Warum ich das gesagt habe, ist schwer zu erklären. Genauso gut könnte ich den Zauberstab ziehen, ihn auf seine Brust richten und abwarten, was er daraus macht. Vermutlich ist es sogar etwas lebensmüde. Aber ich will einfach testen, wie weit ich gehen kann, denn wenn ich es jetzt nicht tue, wann dann? Wie viel Zeit bleibt uns noch, um so eng miteinander zu verwachsen, dass wir das, was immer da kommen mag, überstehen werden?

Ein kaum erkennbares Lächeln liegt auf seinem Mund. Er zuckt mit den Schultern. „Du lebst gefährlich, Granger." Genau wie ich befürchtet habe.

„Du scheinst einen schlechten Einfluss auf mich zu haben", sage ich grinsend. „Wer weiß, vielleicht finde ich ja langsam Gefallen daran."

Endlich beugt er sich zu mir hinab, um mich zu küssen. Unsere Lippen treffen sanft aufeinander, doch sofort entbrennt ein Feuer in mir. Ohne zu überlegen versenken sich meine Finger in seinen langen Haaren, während meine Zunge wie wild die seine sucht. Leise stöhnt er auf. In diesem Moment vergesse ich alles. Unsere Auseinandersetzung, Dumbledore, Harry … sogar Voldemort.

Seine Hände gleiten meinen Rücken hinab bis zu meinem Po. Dann hebt er mich hoch und ich schlinge fest die Beine um seine Hüften. Ich bin so berauscht von ihm, dass ich kaum merke, wie er mit mir auf den Armen durch die kleine Seitentür klettert, die in seine Privatwohnung führt. Irgendwie gelingt es ihm, ohne dass ich mir den Kopf anschlage.
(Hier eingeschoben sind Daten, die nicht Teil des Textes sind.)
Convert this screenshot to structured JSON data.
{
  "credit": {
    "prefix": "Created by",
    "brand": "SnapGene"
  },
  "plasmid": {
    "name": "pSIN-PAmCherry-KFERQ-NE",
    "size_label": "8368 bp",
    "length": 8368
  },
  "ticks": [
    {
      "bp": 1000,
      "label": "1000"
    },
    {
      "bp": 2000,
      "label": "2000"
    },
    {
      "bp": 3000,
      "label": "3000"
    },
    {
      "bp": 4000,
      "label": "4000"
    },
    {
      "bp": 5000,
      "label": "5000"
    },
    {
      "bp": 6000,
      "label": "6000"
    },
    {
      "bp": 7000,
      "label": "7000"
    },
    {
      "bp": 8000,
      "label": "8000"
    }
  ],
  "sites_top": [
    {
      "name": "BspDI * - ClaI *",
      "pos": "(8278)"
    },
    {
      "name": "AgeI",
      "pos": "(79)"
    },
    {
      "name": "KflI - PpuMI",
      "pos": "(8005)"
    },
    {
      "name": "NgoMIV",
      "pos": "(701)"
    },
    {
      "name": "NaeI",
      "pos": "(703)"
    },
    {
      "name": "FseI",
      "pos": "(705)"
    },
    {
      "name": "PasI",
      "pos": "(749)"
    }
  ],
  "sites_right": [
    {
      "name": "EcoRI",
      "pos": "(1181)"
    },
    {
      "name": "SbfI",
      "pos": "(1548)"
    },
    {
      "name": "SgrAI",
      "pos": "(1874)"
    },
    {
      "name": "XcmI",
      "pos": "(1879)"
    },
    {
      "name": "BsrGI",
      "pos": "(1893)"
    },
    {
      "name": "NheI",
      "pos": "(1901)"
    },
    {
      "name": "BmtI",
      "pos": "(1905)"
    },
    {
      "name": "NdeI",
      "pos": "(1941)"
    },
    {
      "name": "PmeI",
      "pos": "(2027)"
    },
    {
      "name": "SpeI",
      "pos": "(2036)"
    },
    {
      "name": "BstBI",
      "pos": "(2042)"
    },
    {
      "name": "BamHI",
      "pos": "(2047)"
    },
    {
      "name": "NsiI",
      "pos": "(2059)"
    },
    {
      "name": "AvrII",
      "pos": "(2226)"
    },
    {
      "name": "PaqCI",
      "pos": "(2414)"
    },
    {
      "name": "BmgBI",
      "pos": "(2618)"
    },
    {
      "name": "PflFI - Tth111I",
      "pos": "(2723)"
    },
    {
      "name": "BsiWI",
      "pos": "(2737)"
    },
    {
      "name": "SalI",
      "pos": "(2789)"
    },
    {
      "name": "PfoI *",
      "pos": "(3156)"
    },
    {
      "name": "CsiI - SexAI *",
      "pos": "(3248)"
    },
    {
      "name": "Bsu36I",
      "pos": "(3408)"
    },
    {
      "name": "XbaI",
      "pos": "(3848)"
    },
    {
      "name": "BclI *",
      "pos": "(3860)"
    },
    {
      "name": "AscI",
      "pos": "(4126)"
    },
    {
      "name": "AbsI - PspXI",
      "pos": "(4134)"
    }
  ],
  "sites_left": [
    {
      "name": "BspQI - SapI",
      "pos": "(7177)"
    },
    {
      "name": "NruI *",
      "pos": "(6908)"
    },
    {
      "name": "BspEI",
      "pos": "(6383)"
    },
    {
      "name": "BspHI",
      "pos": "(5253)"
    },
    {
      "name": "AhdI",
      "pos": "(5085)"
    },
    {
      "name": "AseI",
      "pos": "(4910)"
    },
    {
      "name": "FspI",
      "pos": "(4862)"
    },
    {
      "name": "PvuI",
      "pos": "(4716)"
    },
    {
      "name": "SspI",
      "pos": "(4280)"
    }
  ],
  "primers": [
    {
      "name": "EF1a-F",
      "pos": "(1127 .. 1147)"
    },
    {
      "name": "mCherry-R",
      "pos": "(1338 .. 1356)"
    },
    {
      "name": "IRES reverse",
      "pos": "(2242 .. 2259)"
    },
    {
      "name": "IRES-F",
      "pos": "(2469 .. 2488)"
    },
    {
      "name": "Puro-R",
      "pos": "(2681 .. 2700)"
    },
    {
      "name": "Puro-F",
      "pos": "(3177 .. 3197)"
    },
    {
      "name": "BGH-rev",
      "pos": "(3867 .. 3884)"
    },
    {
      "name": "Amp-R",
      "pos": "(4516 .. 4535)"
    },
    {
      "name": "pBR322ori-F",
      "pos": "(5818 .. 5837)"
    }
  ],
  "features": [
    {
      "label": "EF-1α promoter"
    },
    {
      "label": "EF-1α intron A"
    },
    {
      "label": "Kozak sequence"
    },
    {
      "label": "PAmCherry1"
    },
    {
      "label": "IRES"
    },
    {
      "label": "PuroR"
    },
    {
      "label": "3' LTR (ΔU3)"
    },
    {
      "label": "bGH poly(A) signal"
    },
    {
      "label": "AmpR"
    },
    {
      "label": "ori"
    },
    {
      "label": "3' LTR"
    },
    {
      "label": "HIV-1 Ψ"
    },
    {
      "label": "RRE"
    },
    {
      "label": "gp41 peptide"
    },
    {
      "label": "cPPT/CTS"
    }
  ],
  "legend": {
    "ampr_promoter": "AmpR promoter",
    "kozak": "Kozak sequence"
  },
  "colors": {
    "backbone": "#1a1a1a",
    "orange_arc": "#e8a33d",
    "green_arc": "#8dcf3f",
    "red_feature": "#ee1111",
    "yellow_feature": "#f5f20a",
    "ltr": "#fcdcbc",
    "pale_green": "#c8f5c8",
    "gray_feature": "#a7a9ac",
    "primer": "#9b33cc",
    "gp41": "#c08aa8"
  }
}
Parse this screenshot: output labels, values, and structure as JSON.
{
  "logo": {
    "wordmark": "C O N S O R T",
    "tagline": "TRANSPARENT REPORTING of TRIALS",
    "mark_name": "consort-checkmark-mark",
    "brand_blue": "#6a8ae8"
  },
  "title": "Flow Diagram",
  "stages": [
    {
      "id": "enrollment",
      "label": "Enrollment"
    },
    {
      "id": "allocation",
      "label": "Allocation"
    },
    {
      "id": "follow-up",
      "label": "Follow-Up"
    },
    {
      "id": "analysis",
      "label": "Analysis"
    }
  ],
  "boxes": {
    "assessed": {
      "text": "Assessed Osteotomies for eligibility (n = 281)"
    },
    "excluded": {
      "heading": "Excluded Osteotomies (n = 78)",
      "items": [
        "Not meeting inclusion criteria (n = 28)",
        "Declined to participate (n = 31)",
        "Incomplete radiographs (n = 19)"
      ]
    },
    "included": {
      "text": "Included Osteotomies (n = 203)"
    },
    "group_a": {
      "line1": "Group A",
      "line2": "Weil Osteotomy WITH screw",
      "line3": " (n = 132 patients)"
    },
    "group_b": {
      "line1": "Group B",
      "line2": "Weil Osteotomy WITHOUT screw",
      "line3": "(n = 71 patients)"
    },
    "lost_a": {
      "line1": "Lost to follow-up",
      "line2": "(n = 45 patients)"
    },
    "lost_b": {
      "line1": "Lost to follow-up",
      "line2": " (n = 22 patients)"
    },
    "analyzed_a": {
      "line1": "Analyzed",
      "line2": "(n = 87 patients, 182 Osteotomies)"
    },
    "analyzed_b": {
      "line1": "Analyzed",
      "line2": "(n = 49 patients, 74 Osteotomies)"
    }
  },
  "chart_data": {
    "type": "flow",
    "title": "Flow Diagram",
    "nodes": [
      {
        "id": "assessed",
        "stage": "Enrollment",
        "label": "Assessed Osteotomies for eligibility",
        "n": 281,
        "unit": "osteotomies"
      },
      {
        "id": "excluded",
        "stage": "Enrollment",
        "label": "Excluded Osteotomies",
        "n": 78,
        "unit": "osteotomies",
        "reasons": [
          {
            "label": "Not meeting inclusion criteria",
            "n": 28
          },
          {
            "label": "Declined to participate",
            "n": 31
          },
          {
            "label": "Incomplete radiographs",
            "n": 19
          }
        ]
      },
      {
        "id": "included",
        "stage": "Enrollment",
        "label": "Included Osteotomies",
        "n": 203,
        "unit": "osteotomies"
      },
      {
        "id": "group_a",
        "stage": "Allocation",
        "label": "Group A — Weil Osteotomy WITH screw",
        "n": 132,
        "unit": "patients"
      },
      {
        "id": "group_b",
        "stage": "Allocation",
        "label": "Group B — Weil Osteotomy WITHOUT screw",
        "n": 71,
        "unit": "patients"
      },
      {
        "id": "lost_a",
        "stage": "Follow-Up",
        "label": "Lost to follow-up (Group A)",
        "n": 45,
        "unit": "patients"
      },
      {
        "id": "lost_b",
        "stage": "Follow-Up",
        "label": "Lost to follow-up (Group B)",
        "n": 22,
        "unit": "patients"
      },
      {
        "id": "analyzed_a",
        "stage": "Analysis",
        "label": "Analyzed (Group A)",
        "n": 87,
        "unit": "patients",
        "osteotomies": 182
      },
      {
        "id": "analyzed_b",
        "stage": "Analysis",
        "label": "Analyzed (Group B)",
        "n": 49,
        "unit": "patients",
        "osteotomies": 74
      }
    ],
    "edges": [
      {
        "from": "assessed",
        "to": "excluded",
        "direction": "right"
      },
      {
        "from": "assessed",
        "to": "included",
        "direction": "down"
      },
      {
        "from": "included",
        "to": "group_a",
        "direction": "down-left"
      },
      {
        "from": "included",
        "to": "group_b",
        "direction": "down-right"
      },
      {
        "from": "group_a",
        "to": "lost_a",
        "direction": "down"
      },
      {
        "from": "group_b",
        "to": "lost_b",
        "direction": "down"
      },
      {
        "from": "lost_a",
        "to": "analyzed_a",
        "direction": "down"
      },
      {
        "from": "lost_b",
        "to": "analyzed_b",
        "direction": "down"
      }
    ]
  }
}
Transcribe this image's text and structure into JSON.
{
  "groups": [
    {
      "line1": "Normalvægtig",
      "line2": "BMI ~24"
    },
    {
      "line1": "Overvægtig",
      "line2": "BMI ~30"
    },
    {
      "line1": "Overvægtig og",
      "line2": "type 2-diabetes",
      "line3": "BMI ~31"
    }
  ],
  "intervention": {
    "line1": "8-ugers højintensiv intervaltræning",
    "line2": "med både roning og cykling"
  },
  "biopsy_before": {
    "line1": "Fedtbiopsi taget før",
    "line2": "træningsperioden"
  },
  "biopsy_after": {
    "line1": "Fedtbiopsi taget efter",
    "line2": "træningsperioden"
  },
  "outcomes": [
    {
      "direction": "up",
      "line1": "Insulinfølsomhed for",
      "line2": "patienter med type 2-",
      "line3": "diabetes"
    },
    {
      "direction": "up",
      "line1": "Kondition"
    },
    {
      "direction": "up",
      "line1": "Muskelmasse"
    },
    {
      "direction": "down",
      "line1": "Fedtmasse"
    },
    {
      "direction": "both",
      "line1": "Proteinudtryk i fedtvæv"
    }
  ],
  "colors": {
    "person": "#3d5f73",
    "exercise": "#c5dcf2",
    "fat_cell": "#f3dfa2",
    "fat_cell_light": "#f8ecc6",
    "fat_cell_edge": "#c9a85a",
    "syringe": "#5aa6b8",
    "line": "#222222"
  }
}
Erst als er mich auf sein Bett legt, wird mir bewusst, wie unglaublich alles ist. Eine kurze Zeit habe ich ernsthaft gedacht, meine ganze Welt liegt in Trümmern. Die Vorstellung, dass Dumbledore bald nicht mehr hier sein wird, hat mir verdammte Angst eingejagt. Aber jetzt, in seinen Armen, verschwimmt sie einfach. Die Illusion, dass uns ein paar schöne Stunden bis zum Morgen bleiben, gibt mir Kraft. Ich bin heilfroh, bei ihm zu sein, denn hier fühle ich mich so sicher wie sonst nirgendwo.